Sie sind die Säulen der Pressefreiheit, garantieren das in Artikel 5 des Grundgesetzes verbriefte Recht auf freie Meinungsäußerung: die Zeitungszustellerinnen und -zusteller. Doch an ihrer Bezahlung merken sie nicht, welch große Bedeutung der Bundesverband Deutscher Zeitungsverleger (BDZV) ihrer Tätigkeit beimisst. Teilweise sind sie für 3,50 Euro pro Stunde bei Wind und Wetter unterwegs, damit die Tageszeitung morgens früh im Briefkasten steckt.

Der BDZV selbst hat einen Durchschnittslohn von 6,50 Euro pro Stunde ausgerechnet - und begründet damit, warum die Branche unbedingt von einem allgemeinen gesetzlichen Mindestlohn ausgenommen werden muss.
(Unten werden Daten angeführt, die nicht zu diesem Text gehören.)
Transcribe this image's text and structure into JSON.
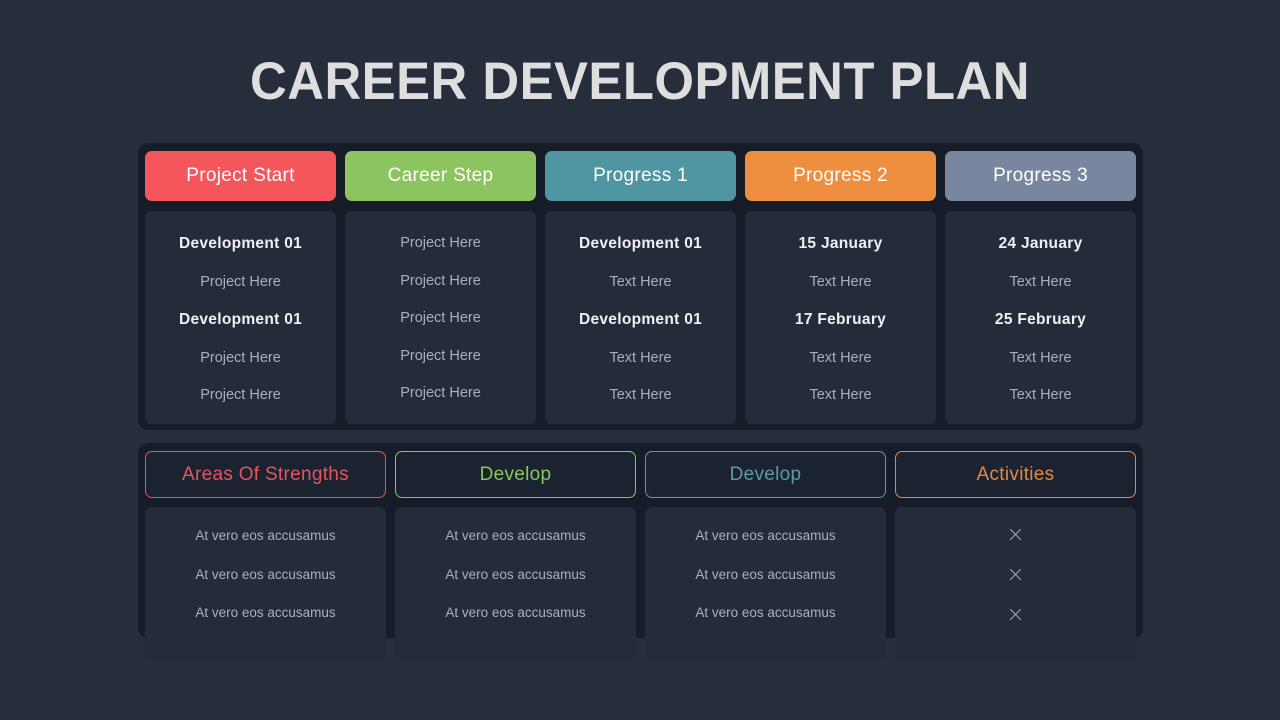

Denn der würde die Verleger nach eigenen Angaben zusätzlich mindestens 225 Millionen Euro jährlich kosten. 16.000 Jobs von Zustellerinnen und Zustellern sehen sie gefährdet: "Besonders betroffen hiervon wären die ohnehin strukturschwachen Gebiete im ländlichen Raum, in dem oft auch keine ausreichende Netzabdeckung für elektronische Datendienste vorhanden ist", heißt es nach einem Bericht der Frankfurter Rundschau in einer Stellungnahme des BDZV.

Ein starkes Stück

Gestärkt sehen sich die Verleger durch ein Gutachten des ehemaligen Bundesverfassungsrichters Udo Di Fabio. Darin heißt es: "Der Mindestlohn greift in die Pressefreiheit ein." "Mit der Pressefreiheit zu argumentieren, ist schon ein starkes Stück und reine Panikmache der Zeitungsverleger", hält der stellvertretende ver.di-Vorsitzende Frank Werneke dem BDZV entgegen. Geschäftsmodelle, die auf Lohndumping beruhen, seien schlichtweg inakzeptabel. Frank Werneke sieht in der Argumentation der Arbeitgeber keinen nachvollziehbaren Grund, warum einige Verleger ihre Zusteller/innen weiterhin mit einem Billiglohn auf die Straße schicken dürfen sollten.

Am 2. April will Bundesarbeitsministerin Andrea Nahles, SPD, ihren Gesetzentwurf zum Mindestlohn im Kabinett vorlegen. Sonderregelungen für bestimmte Wirtschaftszweige soll es nicht geben, kündigte sie an. Dafür aber mindestens 8,50 Euro pro Stunde für alle.

Diesen Betrag hält der ver.di-Vorsitzende Frank Bsirske schon jetzt für nicht mehr zeitgemäß. Er schlägt vor, ihn direkt nach Inkrafttreten des gesetzlichen Mindestlohns im Jahr 2015 zum ersten Mal anzupassen. Dann soll der Lohn schnell auf 10 Euro pro Stunde steigen. Damit würde Deutschland im Vergleich mit anderen westeuropäischen Staaten im Mittelfeld liegen. Und die Pressefreiheit ist in den Ländern, die schon seit Jahren einen gesetzlichen Mindestlohn haben, nicht in Gefahr geraten - jedenfalls nicht wegen des Mindestlohns.